There are much better ways to talk about enjoyable activities. There are funnier jokes to be made. This year, let’s try to stop ourselves and each other from using violent language.

Even if the words escape before we realize it, it is helpful to acknowledge it for ourselves and those who hear it and state the commitment to do better. This can lead to others offering support, pointing out when there is slip-up, and maybe even giving tips for getting out of the habit of using violent language.

Impact over intent

They say the road to hell is paved with good intentions. We have all heard this saying many times and may have even said it to people who tried to do one thing, but their actions led to a different outcome.

One of the ways we get caught in back-and-forth arguments and have long stand-offs is the refusal to acknowledge that intent does not lead to absolution.

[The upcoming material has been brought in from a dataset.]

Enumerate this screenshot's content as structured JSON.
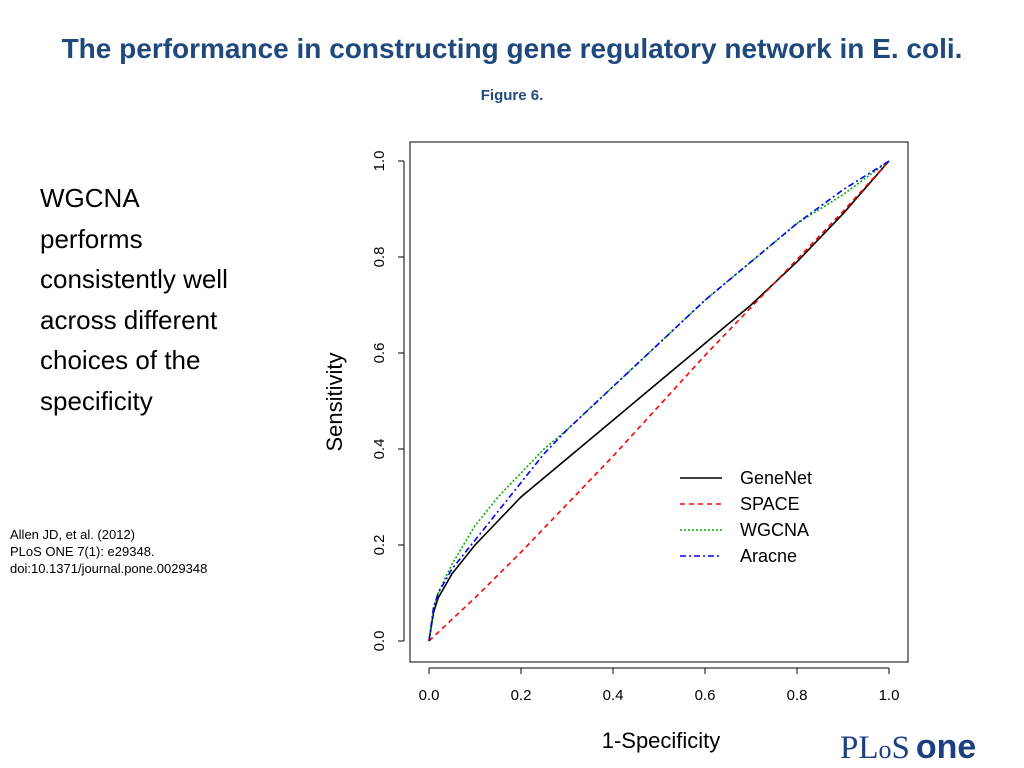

There are consequences for our actions. Many times, those consequences are completely unexpected. It is easy to say, “I didn’t mean to do that.” It may be true when you say, “I meant to…” That, however, does not change the impact of what you did.

It is helpful to consider impact at least as much as we consider intent, before taking action. You may want to make a friend laugh. In most cases, that is not the first thought. The first thought is to do or say something, like make a comment on their appearance.

When that idea comes, it may be followed by the thought that they will laugh at the comment.

Before telling someone they look like a big banana in their all-yellow outfit, it is a good idea to think about the other ways they may receive it.

To them, it may not be funny. It may even be that today is not a good day for that comments because it has been a particularly difficult one. Perhaps the person has already been called a banana twice for the day.

However funny it may be for you, it could be embarrassing for the person on the receiving end. Sometimes a comment can be taken lightly in a particular circumstance, but not in others. For example, if made one-on-one, it could be fun, but made loudly in a room full of people, it could make the person – and other people present uncomfortable.

By thinking through the different ways a comment or action may be read, we can avoid undesirable situations and moderate the impact we have on others.

You may decide you would rather make a friend laugh than risk offending them by commenting on their yellow outfit, and this could prompt you to say something that is actually funny, and not a judgment of their fashion choices.

Why do I want to say or do this? What do I want to achieve? Is this a good way of achieving that goal, or is there a better way? Even doing this double-check, you can still get it wrong sometimes. It is important to acknowledge it, trust and respect that the other person is being honest about their feelings, and recognize that they experienced a particular impact, regardless of your intent. Get comfortable with apologizing, do not shame people for their feelings, and remember that you are responsible for your own behaviour.

Let’s make the most of 2022, and make a point to be good to one another. Know that people are more important than things, and remember to talk and act like it.